I can’t remember if he knew at that point that 10pm is Ambien-time, because it’s possible he thought the coma reference was just plain odd.
Within the required 11 minutes, I did manage to turn the porch light on and collapse on the sofa.
I also remember thinking Pajamas are not appropriate third or fourth date attire.
So.... I draped a sofa-throw over my head.
The important thing is: He definitely came through with the candy. It’s Halloween season, so he brought a couple bags, just for variety. (Turned out, he’d already left the Starbucks by the time I msg’d back, so I felt kinda bad I’d made him stop what he was doing and go shopping. That is, I would’ve felt bad. If I’d been conscious.)
From there, things only get blurrier.
Though I can report that no remuneration of any sort was exchanged for the candy. And that my pajamas definitely stayed on.
Another complication of Ambien is that it makes me compulsively, nonsensically chatty (yes, moreso than usual—and yes, I talk EVEN faster). I just don’t remember what I chat about. I have a vague stream-of-consciousness memory that involved FreeLevi.org, Johnny Cash, vasectomies(pro), high-fructose corn syrup (against), the new Keira Knightley movie, and Haagen Dazs’ new fleur de sel ice cream. (I was really hungry.

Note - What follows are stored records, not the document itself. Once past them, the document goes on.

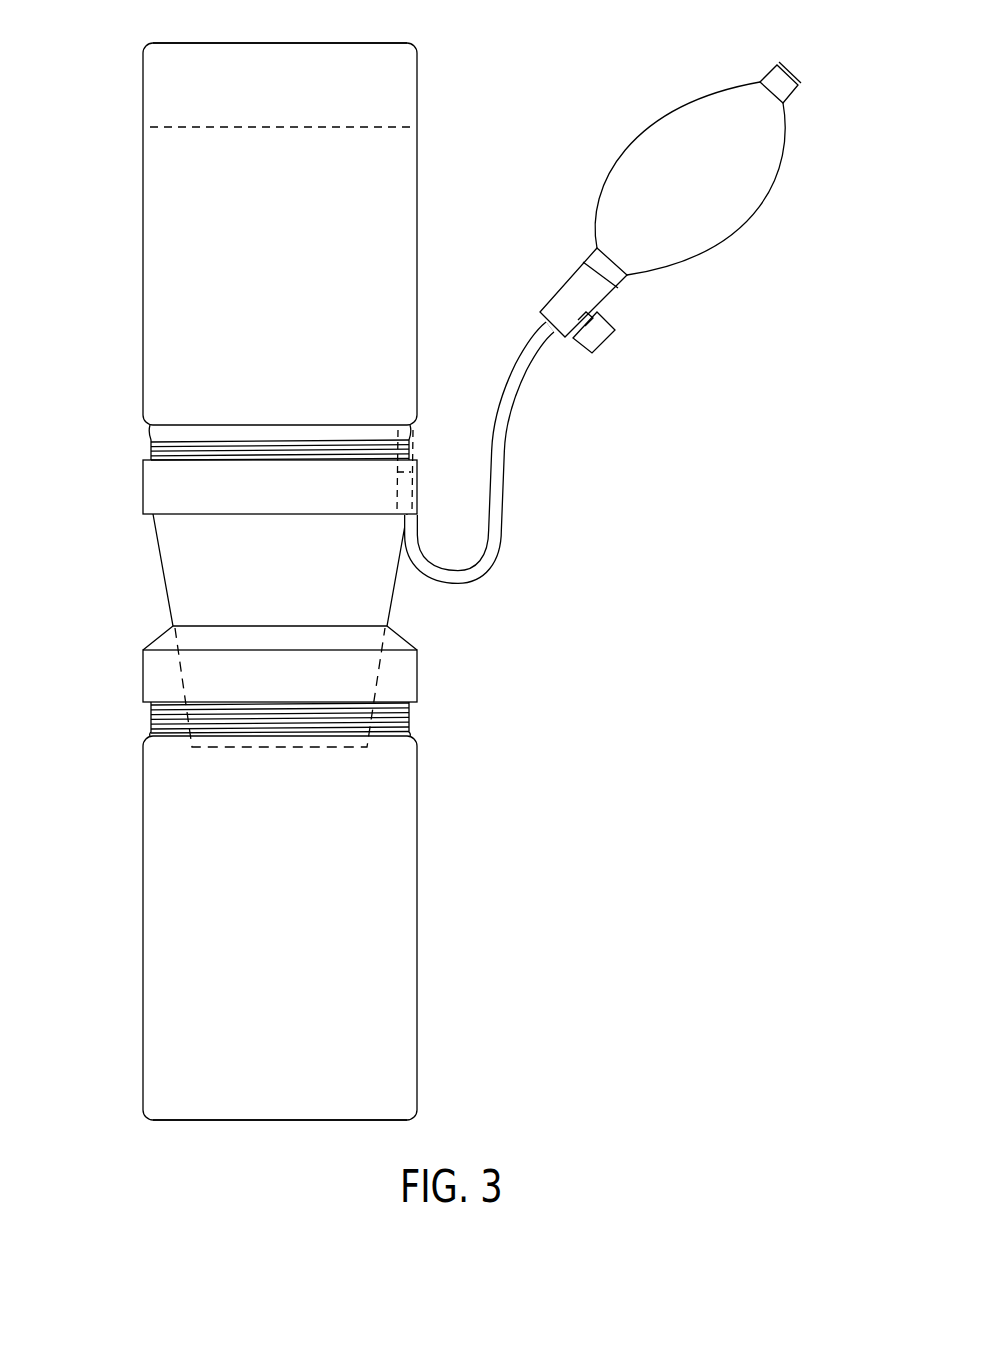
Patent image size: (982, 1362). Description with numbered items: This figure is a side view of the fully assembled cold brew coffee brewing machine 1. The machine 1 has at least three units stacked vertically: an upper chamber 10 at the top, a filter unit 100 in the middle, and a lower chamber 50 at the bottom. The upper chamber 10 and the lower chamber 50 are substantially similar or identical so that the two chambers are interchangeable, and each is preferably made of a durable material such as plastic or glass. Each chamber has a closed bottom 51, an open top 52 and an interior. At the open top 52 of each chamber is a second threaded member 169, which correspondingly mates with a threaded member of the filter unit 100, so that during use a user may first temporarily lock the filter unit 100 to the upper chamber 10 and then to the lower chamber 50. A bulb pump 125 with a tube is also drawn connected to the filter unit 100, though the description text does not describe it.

The cold brew coffee brewing machine 1 is at (435, 585).
The upper chamber 10 is at (163, 270).
The lower chamber 50 is at (163, 918).
The closed bottom 51 is at (217, 43).
The open top 52 is at (150, 447).
The filter unit 100 is at (120, 457).
The bulb pump 125 is at (730, 208).
The second threaded member 169 is at (412, 455).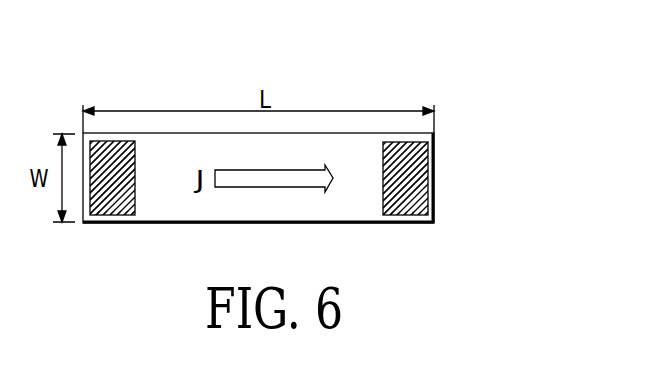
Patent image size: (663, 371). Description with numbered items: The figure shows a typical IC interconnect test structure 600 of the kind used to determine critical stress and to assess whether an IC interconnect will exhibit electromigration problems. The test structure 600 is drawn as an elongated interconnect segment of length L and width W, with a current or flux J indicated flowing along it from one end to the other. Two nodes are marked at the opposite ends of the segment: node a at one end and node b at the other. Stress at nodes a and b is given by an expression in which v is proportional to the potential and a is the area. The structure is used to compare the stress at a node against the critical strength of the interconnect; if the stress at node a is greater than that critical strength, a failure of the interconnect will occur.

The test structure 600 is at (499, 97).
The node a is at (113, 205).
The node b is at (407, 198).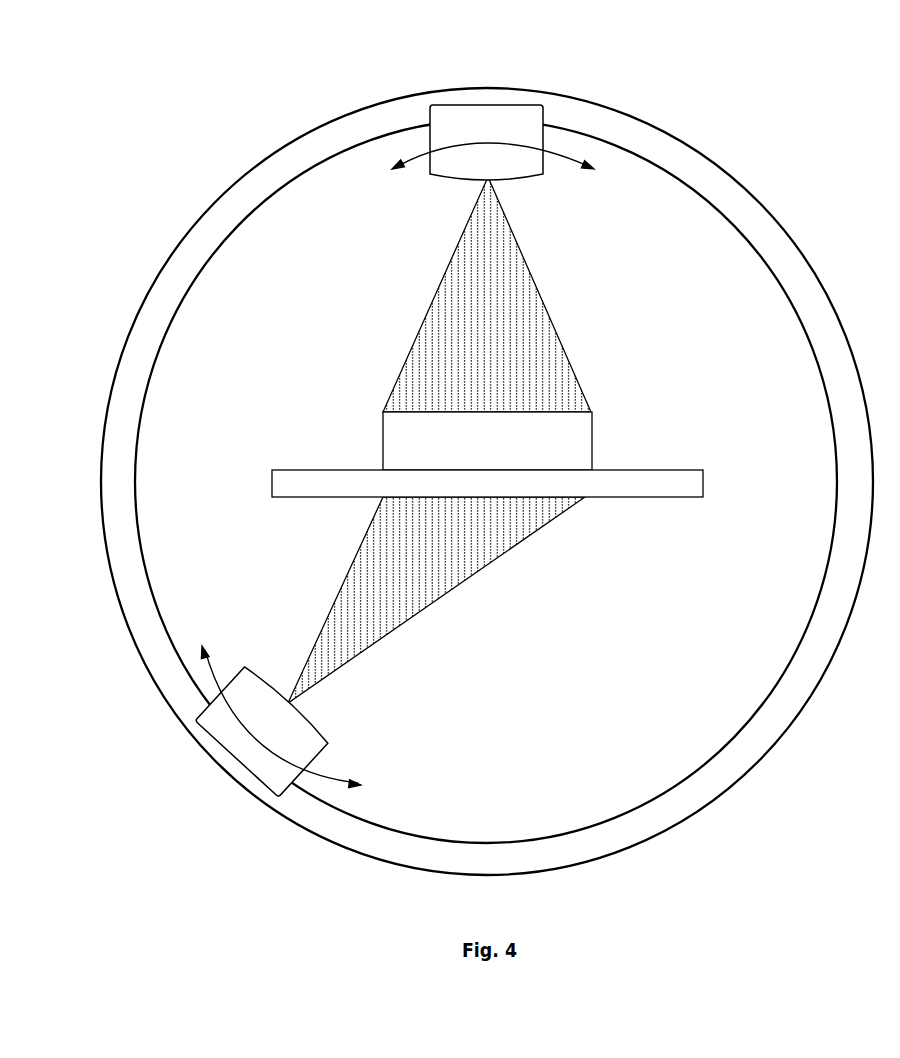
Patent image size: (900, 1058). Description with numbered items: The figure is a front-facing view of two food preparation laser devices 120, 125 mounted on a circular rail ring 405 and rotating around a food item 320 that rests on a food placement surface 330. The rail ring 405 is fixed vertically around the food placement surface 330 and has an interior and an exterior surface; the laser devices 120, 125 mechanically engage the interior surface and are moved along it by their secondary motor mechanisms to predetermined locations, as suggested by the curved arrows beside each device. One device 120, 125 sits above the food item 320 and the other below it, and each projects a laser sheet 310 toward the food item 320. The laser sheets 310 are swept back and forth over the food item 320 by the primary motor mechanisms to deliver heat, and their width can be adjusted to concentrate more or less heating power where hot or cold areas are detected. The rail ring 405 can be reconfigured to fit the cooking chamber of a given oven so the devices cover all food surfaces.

The food preparation laser device 120 is at (347, 418).
The food preparation laser device 125 is at (509, 105).
The laser sheet 310 is at (431, 303).
The food item 320 is at (592, 447).
The food placement surface 330 is at (659, 497).
The rail ring 405 is at (822, 283).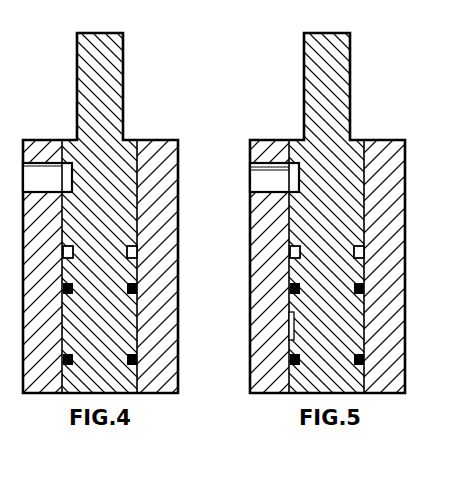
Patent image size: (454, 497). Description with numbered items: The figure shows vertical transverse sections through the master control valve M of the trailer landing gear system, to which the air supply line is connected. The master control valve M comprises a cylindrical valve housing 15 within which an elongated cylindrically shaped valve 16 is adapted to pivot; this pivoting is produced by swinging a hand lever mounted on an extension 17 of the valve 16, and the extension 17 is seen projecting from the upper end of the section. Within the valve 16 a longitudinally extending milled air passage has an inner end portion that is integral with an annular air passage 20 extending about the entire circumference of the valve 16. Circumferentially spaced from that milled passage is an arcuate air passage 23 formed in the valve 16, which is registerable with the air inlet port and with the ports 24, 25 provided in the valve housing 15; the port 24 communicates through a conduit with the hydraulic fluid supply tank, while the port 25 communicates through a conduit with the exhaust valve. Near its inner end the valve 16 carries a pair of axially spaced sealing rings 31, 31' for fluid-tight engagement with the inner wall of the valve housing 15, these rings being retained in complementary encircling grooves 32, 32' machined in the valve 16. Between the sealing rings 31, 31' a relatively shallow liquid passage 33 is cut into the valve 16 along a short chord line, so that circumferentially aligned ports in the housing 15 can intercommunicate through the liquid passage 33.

In FIG. 4, the valve housing 15 is at (160, 205).
In FIG. 5, the valve housing 15 is at (395, 208).
In FIG. 4, the valve 16 is at (128, 152).
In FIG. 5, the valve 16 is at (352, 152).
In FIG. 4, the extension 17 is at (105, 63).
In FIG. 5, the extension 17 is at (330, 70).
In FIG. 4, the annular air passage 20 is at (137, 252).
In FIG. 5, the annular air passage 20 is at (290, 250).
In FIG. 4, the arcuate air passage 23 is at (68, 175).
In FIG. 5, the arcuate air passage 23 is at (295, 175).
In FIG. 4, the port 24 is at (40, 178).
In FIG. 5, the port 25 is at (265, 178).
In FIG. 4, the sealing ring 31 is at (140, 296).
In FIG. 5, the sealing ring 31 is at (293, 293).
In FIG. 4, the groove 32 is at (140, 282).
In FIG. 5, the groove 32 is at (296, 286).
In FIG. 4, the sealing ring 31' is at (144, 371).
In FIG. 5, the sealing ring 31' is at (296, 368).
In FIG. 4, the groove 32' is at (142, 354).
In FIG. 5, the groove 32' is at (296, 359).
In FIG. 5, the liquid passage 33 is at (289, 326).
In FIG. 4, the master control valve M is at (170, 140).
In FIG. 5, the master control valve M is at (352, 50).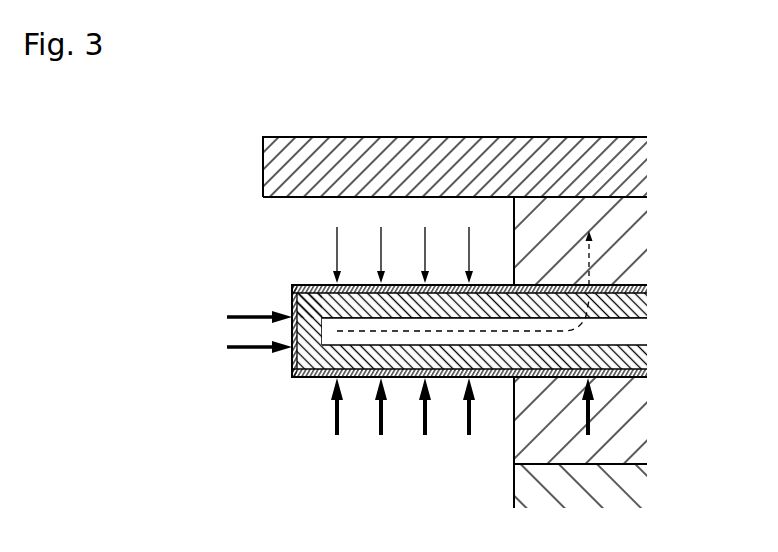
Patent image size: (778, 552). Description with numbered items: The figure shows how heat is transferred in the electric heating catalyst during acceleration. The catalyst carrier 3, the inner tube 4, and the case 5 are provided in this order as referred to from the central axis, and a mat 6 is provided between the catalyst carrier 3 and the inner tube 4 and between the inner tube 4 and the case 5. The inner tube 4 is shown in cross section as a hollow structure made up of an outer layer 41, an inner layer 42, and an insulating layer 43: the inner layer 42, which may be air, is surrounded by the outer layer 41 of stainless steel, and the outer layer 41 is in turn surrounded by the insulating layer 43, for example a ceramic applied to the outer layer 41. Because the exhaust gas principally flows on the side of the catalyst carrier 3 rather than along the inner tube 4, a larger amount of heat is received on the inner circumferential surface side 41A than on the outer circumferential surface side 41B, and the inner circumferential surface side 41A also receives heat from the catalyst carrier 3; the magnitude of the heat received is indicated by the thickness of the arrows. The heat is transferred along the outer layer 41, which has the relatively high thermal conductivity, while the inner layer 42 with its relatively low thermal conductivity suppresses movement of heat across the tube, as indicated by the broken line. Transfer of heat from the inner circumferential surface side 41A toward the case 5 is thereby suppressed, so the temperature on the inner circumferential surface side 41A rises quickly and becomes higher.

The catalyst carrier 3 is at (632, 494).
The inner tube 4 is at (501, 352).
The case 5 is at (633, 171).
The mat 6 is at (633, 241).
The outer layer 41 is at (633, 303).
The inner circumferential surface side 41A is at (362, 377).
The outer circumferential surface side 41B is at (363, 296).
The inner layer 42 is at (633, 336).
The insulating layer 43 is at (521, 364).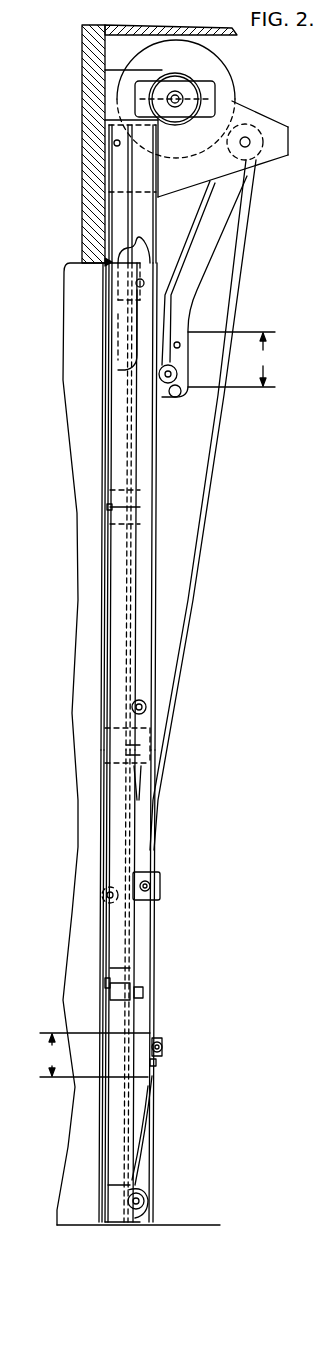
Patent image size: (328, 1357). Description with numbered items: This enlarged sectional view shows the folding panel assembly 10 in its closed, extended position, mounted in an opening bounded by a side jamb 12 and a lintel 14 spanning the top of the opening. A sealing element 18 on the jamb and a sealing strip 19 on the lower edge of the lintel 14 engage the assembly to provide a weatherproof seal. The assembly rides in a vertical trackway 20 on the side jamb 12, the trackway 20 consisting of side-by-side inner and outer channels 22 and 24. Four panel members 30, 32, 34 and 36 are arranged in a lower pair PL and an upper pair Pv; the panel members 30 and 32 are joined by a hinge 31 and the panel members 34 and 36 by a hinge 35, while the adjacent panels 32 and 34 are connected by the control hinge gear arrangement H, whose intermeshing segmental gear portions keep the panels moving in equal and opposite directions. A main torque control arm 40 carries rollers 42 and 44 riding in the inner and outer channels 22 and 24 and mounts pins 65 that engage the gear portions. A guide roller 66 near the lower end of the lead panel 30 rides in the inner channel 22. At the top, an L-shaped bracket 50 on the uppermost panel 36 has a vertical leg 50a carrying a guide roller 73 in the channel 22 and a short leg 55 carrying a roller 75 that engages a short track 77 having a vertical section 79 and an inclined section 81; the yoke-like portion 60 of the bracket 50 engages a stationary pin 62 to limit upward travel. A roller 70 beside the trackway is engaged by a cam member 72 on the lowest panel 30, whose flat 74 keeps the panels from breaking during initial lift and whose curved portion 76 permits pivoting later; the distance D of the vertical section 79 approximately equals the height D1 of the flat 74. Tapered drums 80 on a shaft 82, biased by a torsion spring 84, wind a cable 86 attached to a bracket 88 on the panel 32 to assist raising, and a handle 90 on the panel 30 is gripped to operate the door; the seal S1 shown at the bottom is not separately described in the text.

The folding panel assembly 10 is at (150, 500).
The side jamb 12 is at (72, 277).
The lintel 14 is at (82, 66).
The sealing element 18 is at (108, 306).
The sealing strip 19 is at (108, 258).
The trackway 20 is at (153, 938).
The inner channel 22 is at (148, 553).
The outer channel 24 is at (105, 168).
The panel member 30 is at (130, 1032).
The hinge 31 is at (106, 984).
The panel member 32 is at (133, 848).
The panel member 34 is at (134, 600).
The hinge 35 is at (108, 509).
The panel member 36 is at (133, 458).
The main torque control arm 40 is at (140, 773).
The roller 42 is at (138, 700).
The roller 44 is at (102, 895).
The L-shaped bracket 50 is at (135, 303).
The vertical leg 50a is at (108, 314).
The short leg 55 is at (180, 391).
The yoke-like portion 60 is at (136, 243).
The stationary pin 62 is at (114, 143).
The pin 65 is at (150, 728).
The guide roller 66 is at (141, 1191).
The roller 70 is at (163, 1046).
The cam member 72 is at (140, 1090).
The guide roller 73 is at (143, 280).
The flat 74 is at (156, 1063).
The roller 75 is at (173, 365).
The curved portion 76 is at (141, 1116).
The short track 77 is at (232, 232).
The vertical section 79 is at (179, 343).
The tapered drum 80 is at (221, 78).
The inclined section 81 is at (210, 253).
The shaft 82 is at (175, 93).
The torsion spring 84 is at (190, 119).
The cable 86 is at (207, 507).
The bracket 88 is at (160, 886).
The handle 90 is at (144, 994).
The distance D is at (231, 359).
The height D1 is at (95, 1055).
The control hinge gear arrangement H is at (140, 748).
The upper pair Pv is at (123, 507).
The lower pair PL is at (130, 988).
The switch S1 is at (135, 1222).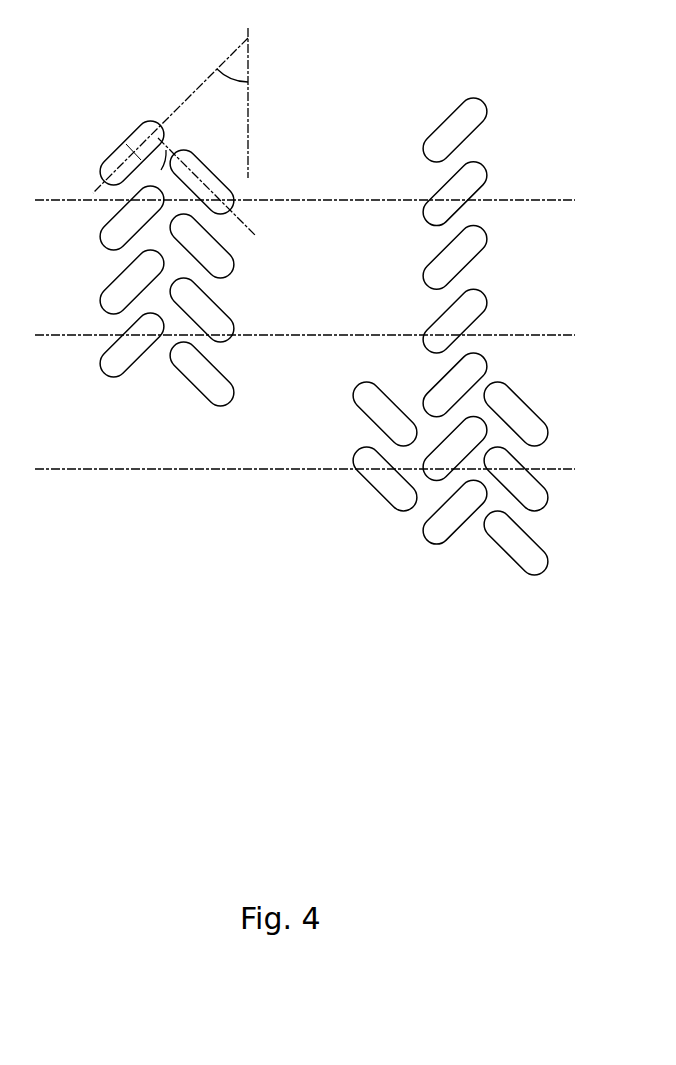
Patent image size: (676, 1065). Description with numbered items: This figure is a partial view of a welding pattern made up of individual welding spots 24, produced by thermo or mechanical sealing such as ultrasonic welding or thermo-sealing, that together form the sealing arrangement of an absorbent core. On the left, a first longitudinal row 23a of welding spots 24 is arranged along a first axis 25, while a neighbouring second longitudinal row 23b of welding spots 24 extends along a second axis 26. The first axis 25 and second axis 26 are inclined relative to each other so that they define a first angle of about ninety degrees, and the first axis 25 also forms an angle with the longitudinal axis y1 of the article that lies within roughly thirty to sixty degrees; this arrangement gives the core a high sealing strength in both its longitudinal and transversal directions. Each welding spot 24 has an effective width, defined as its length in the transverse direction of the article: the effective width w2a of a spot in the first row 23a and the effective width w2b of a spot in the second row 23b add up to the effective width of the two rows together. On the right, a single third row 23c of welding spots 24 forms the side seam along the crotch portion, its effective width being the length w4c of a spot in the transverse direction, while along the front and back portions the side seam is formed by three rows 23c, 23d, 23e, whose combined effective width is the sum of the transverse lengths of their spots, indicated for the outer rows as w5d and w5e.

The first longitudinal row 23a is at (137, 109).
The second longitudinal row 23b is at (201, 153).
The third row 23c is at (432, 111).
The row of welding spots 23d is at (393, 577).
The row of welding spots 23e is at (494, 588).
The welding spot 24 is at (113, 373).
The first axis 25 is at (92, 192).
The second axis 26 is at (256, 237).
The longitudinal axis y1 is at (250, 127).
The effective width of a welding spot in the first row w2a is at (143, 203).
The effective width of a welding spot in the second row w2b is at (230, 192).
The effective width of the third row w4c is at (427, 205).
The slot width w5d is at (372, 463).
The slot width w5e is at (513, 462).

I also reminisced fondly about how one of my old colleagues (a drummer) had worked at our favorite neighborhood pub for years and how I would sometimes call him up at 11 at night and tell him I’d give him a hundred bucks if he’d bring me a BLT.(He would never take a hundred bucks; my house was right on his way home.
And that was before (as far as I know), before they even DISCOVERED Ambien.
Apparently, if you have bacon and an iPhone, you have a standing invitation at my house.